La Corte della Lombardia si è soffermata poi sulla natura giuridica della Tia1, ribadendo la posizione espressa dalla Consulta con la sentenza 238/09 circa la qualifica di tributo, dovendo peraltro privilegiare un'interpretazione costituzionalmente orientata. Sul punto viene chiarito che la circolare ministeriale non è una fonte normativa, quindi i comuni devono attenersi alle disposizioni vigenti: in particolare il comma 33 dell'articolo 14 del Dl 78/2010 va applicato secondo un'interpretazione letterale e non può essere esteso alla Tia1, che costituisce una distinta forma di prelievo (in tal senso anche la Corte Piemonte 65/2010).
Diversa, invece, la situazione per quanto riguarda la Tia2, dal momento che il legislatore ha inteso riconoscere a tale prelievo la natura di corrispettivo (articolo 14 del Dl 78/2010).
I giudici contabili hanno affrontato inoltre alcuni aspetti di natura gestionale. Innanzitutto il potere impositivo deve permanere in capo all'ente locale e non può essere trasferito al gestore del servizio. In altri termini, il soggetto attivo del rapporto tributario deve essere un ente pubblico, il quale può delegare a un soggetto privato solamente il servizio di riscossione e non già il potere di determinare la tariffa (in tal senso, Cassazione 8313/2010).

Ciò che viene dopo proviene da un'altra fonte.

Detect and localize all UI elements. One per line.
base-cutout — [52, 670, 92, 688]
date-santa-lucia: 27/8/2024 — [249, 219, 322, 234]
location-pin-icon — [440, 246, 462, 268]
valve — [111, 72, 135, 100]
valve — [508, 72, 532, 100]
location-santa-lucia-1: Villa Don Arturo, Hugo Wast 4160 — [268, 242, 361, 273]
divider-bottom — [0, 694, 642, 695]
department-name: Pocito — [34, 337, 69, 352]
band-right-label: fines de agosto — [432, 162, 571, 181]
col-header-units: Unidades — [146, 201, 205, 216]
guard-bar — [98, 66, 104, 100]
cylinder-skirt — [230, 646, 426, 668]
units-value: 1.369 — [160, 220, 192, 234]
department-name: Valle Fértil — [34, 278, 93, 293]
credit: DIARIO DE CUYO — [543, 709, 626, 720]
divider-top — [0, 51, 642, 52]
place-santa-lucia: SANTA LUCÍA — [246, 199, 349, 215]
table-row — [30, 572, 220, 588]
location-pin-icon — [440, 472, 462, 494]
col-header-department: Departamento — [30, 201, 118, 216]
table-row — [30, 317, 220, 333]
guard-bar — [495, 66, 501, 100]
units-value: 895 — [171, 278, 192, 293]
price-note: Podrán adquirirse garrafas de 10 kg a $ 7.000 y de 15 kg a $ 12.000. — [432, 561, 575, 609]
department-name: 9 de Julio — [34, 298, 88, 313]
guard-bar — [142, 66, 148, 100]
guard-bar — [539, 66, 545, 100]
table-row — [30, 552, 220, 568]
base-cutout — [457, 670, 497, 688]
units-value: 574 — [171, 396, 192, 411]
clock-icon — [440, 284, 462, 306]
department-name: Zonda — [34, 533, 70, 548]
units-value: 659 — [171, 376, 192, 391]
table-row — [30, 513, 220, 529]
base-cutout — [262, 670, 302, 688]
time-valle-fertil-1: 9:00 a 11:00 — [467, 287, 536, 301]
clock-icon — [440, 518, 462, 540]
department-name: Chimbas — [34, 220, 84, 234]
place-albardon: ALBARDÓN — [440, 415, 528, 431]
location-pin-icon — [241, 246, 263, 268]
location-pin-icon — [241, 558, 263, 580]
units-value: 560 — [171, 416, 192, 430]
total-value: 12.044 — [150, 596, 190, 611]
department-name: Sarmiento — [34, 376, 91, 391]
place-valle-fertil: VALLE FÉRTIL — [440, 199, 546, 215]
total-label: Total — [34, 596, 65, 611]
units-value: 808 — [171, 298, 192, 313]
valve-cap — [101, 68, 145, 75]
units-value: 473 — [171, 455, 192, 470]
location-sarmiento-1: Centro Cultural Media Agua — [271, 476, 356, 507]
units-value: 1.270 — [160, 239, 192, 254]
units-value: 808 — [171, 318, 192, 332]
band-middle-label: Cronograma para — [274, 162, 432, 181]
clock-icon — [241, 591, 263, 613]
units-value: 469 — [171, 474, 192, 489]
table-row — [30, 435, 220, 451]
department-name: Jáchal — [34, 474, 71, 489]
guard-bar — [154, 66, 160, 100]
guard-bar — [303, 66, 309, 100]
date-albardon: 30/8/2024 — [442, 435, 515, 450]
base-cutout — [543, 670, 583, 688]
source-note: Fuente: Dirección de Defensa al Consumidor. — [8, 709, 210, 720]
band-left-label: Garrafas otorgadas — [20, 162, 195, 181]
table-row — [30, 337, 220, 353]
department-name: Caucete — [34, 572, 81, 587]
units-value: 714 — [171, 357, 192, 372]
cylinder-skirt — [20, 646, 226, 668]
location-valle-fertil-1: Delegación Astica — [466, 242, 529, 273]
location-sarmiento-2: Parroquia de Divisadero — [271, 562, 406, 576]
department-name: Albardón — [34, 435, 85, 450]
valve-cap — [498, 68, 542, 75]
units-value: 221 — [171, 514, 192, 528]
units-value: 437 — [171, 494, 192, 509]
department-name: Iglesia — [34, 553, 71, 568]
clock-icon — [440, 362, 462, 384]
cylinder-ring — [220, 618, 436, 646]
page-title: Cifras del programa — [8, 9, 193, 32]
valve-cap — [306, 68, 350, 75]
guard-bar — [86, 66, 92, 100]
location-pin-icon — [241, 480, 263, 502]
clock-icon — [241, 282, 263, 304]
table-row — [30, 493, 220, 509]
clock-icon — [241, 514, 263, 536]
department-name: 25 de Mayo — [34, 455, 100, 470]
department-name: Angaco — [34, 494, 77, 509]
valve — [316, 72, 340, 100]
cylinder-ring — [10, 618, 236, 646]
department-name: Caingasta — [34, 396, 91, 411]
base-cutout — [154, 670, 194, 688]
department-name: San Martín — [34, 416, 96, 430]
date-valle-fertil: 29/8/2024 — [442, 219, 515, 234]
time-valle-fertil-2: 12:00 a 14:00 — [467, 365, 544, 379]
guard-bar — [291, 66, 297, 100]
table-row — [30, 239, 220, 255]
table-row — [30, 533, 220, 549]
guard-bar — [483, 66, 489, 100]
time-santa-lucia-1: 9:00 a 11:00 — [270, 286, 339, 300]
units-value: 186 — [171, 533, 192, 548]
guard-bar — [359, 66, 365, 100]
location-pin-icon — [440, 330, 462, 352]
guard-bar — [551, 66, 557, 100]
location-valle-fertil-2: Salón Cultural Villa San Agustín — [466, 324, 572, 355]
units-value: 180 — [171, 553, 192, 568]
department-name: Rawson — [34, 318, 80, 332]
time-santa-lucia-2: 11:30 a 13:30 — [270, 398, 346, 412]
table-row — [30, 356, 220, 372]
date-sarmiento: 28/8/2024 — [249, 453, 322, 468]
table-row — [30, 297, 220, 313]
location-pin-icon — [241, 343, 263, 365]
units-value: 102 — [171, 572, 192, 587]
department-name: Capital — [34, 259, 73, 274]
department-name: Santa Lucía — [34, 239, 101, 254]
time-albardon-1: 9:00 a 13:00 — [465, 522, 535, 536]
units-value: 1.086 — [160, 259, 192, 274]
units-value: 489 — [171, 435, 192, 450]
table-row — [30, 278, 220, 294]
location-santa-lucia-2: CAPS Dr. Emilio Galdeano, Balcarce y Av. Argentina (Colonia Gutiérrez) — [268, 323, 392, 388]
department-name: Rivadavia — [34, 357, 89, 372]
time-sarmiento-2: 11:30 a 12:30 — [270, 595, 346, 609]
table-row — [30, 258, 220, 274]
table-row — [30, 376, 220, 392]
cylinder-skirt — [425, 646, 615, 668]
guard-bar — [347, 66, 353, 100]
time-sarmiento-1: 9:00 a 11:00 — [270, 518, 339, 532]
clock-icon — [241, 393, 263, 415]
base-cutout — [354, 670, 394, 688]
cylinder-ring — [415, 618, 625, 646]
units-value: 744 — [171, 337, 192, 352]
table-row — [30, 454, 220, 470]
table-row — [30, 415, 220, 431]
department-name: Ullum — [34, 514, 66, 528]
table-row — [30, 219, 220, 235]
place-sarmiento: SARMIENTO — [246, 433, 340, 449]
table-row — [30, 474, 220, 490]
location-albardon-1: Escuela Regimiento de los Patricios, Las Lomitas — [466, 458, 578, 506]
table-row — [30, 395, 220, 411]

Infine la Tia1 non deve essere assoggettata a Iva, in quanto la tariffa è riconducibile nel novero di quei «diritti, canoni, contributi» che la normativa comunitaria esclude dal campo di applicazione dell'imposta sul valore aggiunto perché recepiti da enti pubblici «per le attività od operazioni che esercitano in quanto pubbliche autorità».